Kabuki performances today are not entirely the same as those during the Edo period, which is simply exemplified by the theater facilities in each time. Under this change, the Kabuki community continues to try performing Kabuki as a modern drama while placing the long-established traditional performance style at its center. These performance activities earn Kabuki a good reputation as the traditional performing arts living in today's world.
The Organization for the Preservation of Kabuki
The corporation of the Organization for the Preservation of Kabuki is a group of members who are the most highly-skilled of all people involved in Kabuki. The group holds the overall designation as the important intangible cultural property.

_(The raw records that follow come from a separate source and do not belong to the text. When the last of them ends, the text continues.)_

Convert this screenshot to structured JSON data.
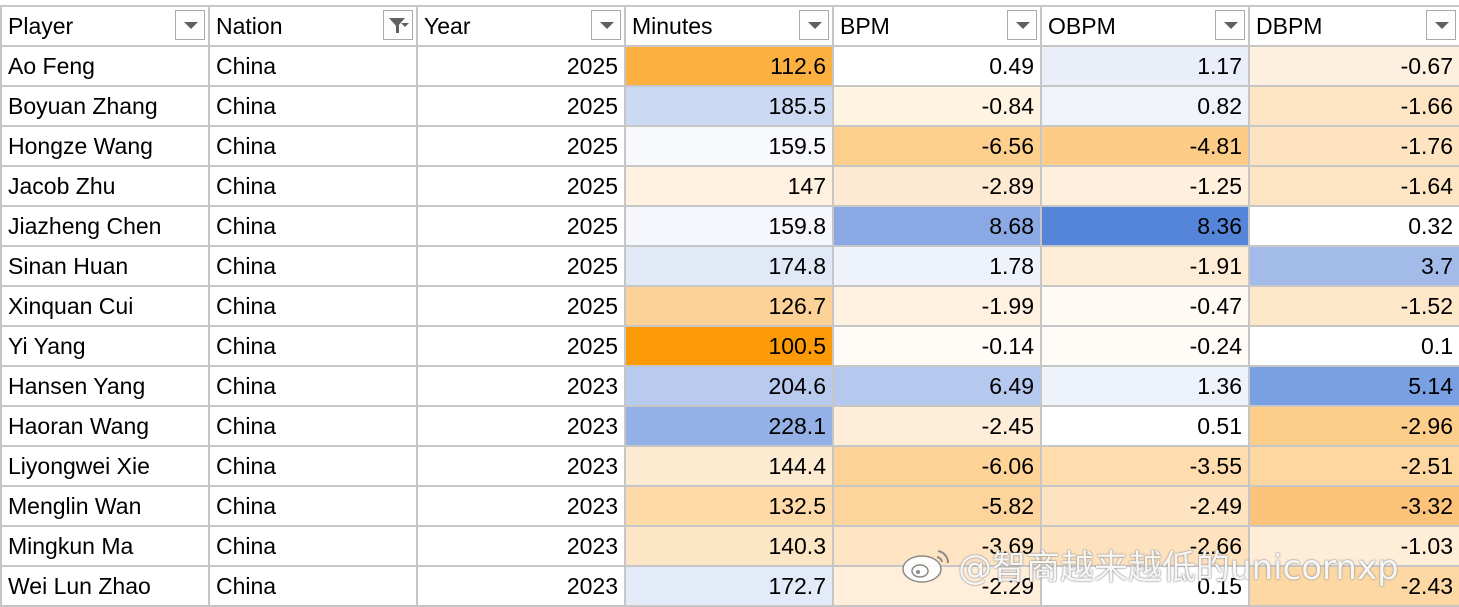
{
  "columns": [
    "Player",
    "Nation",
    "Year",
    "Minutes",
    "BPM",
    "OBPM",
    "DBPM"
  ],
  "filter_active_column": "Nation",
  "rows": [
    {
      "player": "Ao Feng",
      "nation": "China",
      "year": "2025",
      "minutes": "112.6",
      "bpm": "0.49",
      "obpm": "1.17",
      "dbpm": "-0.67",
      "colors": {
        "minutes": "#fbb040",
        "bpm": "#ffffff",
        "obpm": "#e9eef8",
        "dbpm": "#fdf0de"
      }
    },
    {
      "player": "Boyuan Zhang",
      "nation": "China",
      "year": "2025",
      "minutes": "185.5",
      "bpm": "-0.84",
      "obpm": "0.82",
      "dbpm": "-1.66",
      "colors": {
        "minutes": "#ccd9f2",
        "bpm": "#fff3e2",
        "obpm": "#f0f3fa",
        "dbpm": "#fde4c3"
      }
    },
    {
      "player": "Hongze Wang",
      "nation": "China",
      "year": "2025",
      "minutes": "159.5",
      "bpm": "-6.56",
      "obpm": "-4.81",
      "dbpm": "-1.76",
      "colors": {
        "minutes": "#f7f9fd",
        "bpm": "#fdcf8c",
        "obpm": "#fdcd87",
        "dbpm": "#fde3c0"
      }
    },
    {
      "player": "Jacob Zhu",
      "nation": "China",
      "year": "2025",
      "minutes": "147",
      "bpm": "-2.89",
      "obpm": "-1.25",
      "dbpm": "-1.64",
      "colors": {
        "minutes": "#fef1e0",
        "bpm": "#feead2",
        "obpm": "#fff0dd",
        "dbpm": "#fde5c4"
      }
    },
    {
      "player": "Jiazheng Chen",
      "nation": "China",
      "year": "2025",
      "minutes": "159.8",
      "bpm": "8.68",
      "obpm": "8.36",
      "dbpm": "0.32",
      "colors": {
        "minutes": "#f5f7fc",
        "bpm": "#8aa9e4",
        "obpm": "#5585d8",
        "dbpm": "#ffffff"
      }
    },
    {
      "player": "Sinan Huan",
      "nation": "China",
      "year": "2025",
      "minutes": "174.8",
      "bpm": "1.78",
      "obpm": "-1.91",
      "dbpm": "3.7",
      "colors": {
        "minutes": "#e1e9f7",
        "bpm": "#eef2fa",
        "obpm": "#feedd6",
        "dbpm": "#a3bbe9"
      }
    },
    {
      "player": "Xinquan Cui",
      "nation": "China",
      "year": "2025",
      "minutes": "126.7",
      "bpm": "-1.99",
      "obpm": "-0.47",
      "dbpm": "-1.52",
      "colors": {
        "minutes": "#fdd298",
        "bpm": "#fff1df",
        "obpm": "#fffaf3",
        "dbpm": "#fde7c9"
      }
    },
    {
      "player": "Yi Yang",
      "nation": "China",
      "year": "2025",
      "minutes": "100.5",
      "bpm": "-0.14",
      "obpm": "-0.24",
      "dbpm": "0.1",
      "colors": {
        "minutes": "#fd9a07",
        "bpm": "#fffbf6",
        "obpm": "#fffcf8",
        "dbpm": "#ffffff"
      }
    },
    {
      "player": "Hansen Yang",
      "nation": "China",
      "year": "2023",
      "minutes": "204.6",
      "bpm": "6.49",
      "obpm": "1.36",
      "dbpm": "5.14",
      "colors": {
        "minutes": "#b8caee",
        "bpm": "#b5c8ed",
        "obpm": "#eef2fa",
        "dbpm": "#79a0e2"
      }
    },
    {
      "player": "Haoran Wang",
      "nation": "China",
      "year": "2023",
      "minutes": "228.1",
      "bpm": "-2.45",
      "obpm": "0.51",
      "dbpm": "-2.96",
      "colors": {
        "minutes": "#93b1e6",
        "bpm": "#feedd8",
        "obpm": "#ffffff",
        "dbpm": "#fdcd8a"
      }
    },
    {
      "player": "Liyongwei Xie",
      "nation": "China",
      "year": "2023",
      "minutes": "144.4",
      "bpm": "-6.06",
      "obpm": "-3.55",
      "dbpm": "-2.51",
      "colors": {
        "minutes": "#fdebd1",
        "bpm": "#fdd398",
        "obpm": "#fedcad",
        "dbpm": "#fdd6a0"
      }
    },
    {
      "player": "Menglin Wan",
      "nation": "China",
      "year": "2023",
      "minutes": "132.5",
      "bpm": "-5.82",
      "obpm": "-2.49",
      "dbpm": "-3.32",
      "colors": {
        "minutes": "#fddaa8",
        "bpm": "#fdd49b",
        "obpm": "#fee3c0",
        "dbpm": "#fcc47a"
      }
    },
    {
      "player": "Mingkun Ma",
      "nation": "China",
      "year": "2023",
      "minutes": "140.3",
      "bpm": "-3.69",
      "obpm": "-2.66",
      "dbpm": "-1.03",
      "colors": {
        "minutes": "#fde6c6",
        "bpm": "#fee4c2",
        "obpm": "#fee2bd",
        "dbpm": "#feeed8"
      }
    },
    {
      "player": "Wei Lun Zhao",
      "nation": "China",
      "year": "2023",
      "minutes": "172.7",
      "bpm": "-2.29",
      "obpm": "0.15",
      "dbpm": "-2.43",
      "colors": {
        "minutes": "#e4ebf8",
        "bpm": "#feeeda",
        "obpm": "#ffffff",
        "dbpm": "#fdd8a4"
      }
    }
  ],
  "watermark": {
    "text": "@智商越来越低的unicornxp",
    "icon": "weibo-logo-icon"
  }
}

The number of its active members as of October 25, 2007, is 162. Well-known members include the eighteenth Kanzaburo NAKAMURA & the eleventh "Ebizo ICHIKAWA."
For details, please refer to the article of "Shiroto Kabuki" (amateur Kabuki).
In addition to the plays by the expert performers, local residents all over Japan perform plays in the name of, for example, the festival ritual dedicated to a god, following the tradition from the Edo period. These plays are called "Jishibai," and in most cases, their content is either Kabuki or Ningyo Joruri. In Kabuki, various plays exist, such as Farmers' Kabuki, performed in farming areas, and the play on a Hikiyama festival float, performed in urban areas' Hikiyama-matsuri Festival. Many Jishibai programs overlap with those of expert performers, which indicates that Jishibai is strongly influenced by the experts' performances. But there also exist some originally developed performances, including those having their own original programs.
Kabuki is difficult for today's Japanese to understand when they see the play for the first time, so it is said that they can understand Kabuki more deeply and more easily if they check out the story's content beforehand.